Fourth: While the tree area is still damp, mix burnt sienna with a purple (thalo blue and permanent rose) and paint in some branches. The paint needs to be fairly thick, more actual paint and less water, so it will stay where you put it with only some soft spreading.
Results: This method will leave you with a tree that has lots of random areas, mixes of color, appearing and disappearing branches, hard and soft edges. That may be all you need for a great painting, but next we’ll look at combining these skills with darker values for even more realism.
Washing Off Is A (Useful) Skill
Would you practice painting more if it were free?
For me, learning to paint involved A LOT of practice. Often I would rinse the day’s efforts under the sink. This would leave a ghost image of my composition, so I could have another go without using new paper or redrawing the scene, or use the paper for my next project. As my painting skills slowly improved, I also got good at washing paint off.

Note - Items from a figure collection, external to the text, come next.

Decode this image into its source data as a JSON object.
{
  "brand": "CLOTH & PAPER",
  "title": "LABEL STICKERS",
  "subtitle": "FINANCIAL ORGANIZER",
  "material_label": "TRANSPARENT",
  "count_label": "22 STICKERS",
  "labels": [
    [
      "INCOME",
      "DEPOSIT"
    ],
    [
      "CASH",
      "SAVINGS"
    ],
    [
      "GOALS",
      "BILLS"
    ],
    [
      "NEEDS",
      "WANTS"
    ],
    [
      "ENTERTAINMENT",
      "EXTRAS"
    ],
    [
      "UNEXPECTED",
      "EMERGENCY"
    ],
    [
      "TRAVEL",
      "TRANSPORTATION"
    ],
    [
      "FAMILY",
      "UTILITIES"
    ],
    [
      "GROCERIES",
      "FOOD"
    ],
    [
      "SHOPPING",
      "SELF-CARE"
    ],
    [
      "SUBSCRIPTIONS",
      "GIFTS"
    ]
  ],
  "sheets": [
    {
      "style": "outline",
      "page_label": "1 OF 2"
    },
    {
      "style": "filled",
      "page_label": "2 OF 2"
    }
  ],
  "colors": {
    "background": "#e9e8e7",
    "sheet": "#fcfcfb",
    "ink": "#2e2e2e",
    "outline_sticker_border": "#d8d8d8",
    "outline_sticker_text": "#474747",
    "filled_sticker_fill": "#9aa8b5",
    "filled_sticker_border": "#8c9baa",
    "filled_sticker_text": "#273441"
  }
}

I could wash off the whole thing or just one problem area. I found I liked the soft edges that washing off left and I started lifting simple shapes with stencils instead of masking them or trying to paint around them.
Washing off led me to be fearless in painting, use more paint for bolder compositions and be more creative in adapting my compositions to the happy accidents that can be the best part of a watercolor painting.
NOTE: This works with cold pressed watercolor paper (140 lb. Arches). Other types and brands of paper may have different results.
Washing Off The Entire Painting
Stick your painting under the running water in a sink. It is easier if you can lay it on a firm surface. (I used a piece of gator board in the video.) Wet Mr. Clean’s Magic Eraser and gently rub the surface of your painting. When you pick up paint on the eraser sponge, rinse it out and repeat. Don’t rub lifted paint back into your paper. Don’t rub hard enough to damage the surface of the paper. If you only want to wash off a section of the painting, only rub that area and don’t leave the part you want to keep under water very long or some of the paint might lift.
Lifting With A Stencil
You can make your own stencils by drawing or tracing your outline on an old photograph or any other surface that is firm enough to make a stencil, then carefully cutting it out with a utility knife or sharp scissors. Hold the stencil in place or tape it so that it doesn’t slip. Rub the area with a damp Mr. Clean’s Magic Eraser, lifting the paint.
To improve your painting skills, you need to practice what you’re not good at. Being able to reuse paper can help you practice more. Washing off and lifting are valuable skills to add to your toolbox of watercolor techniques.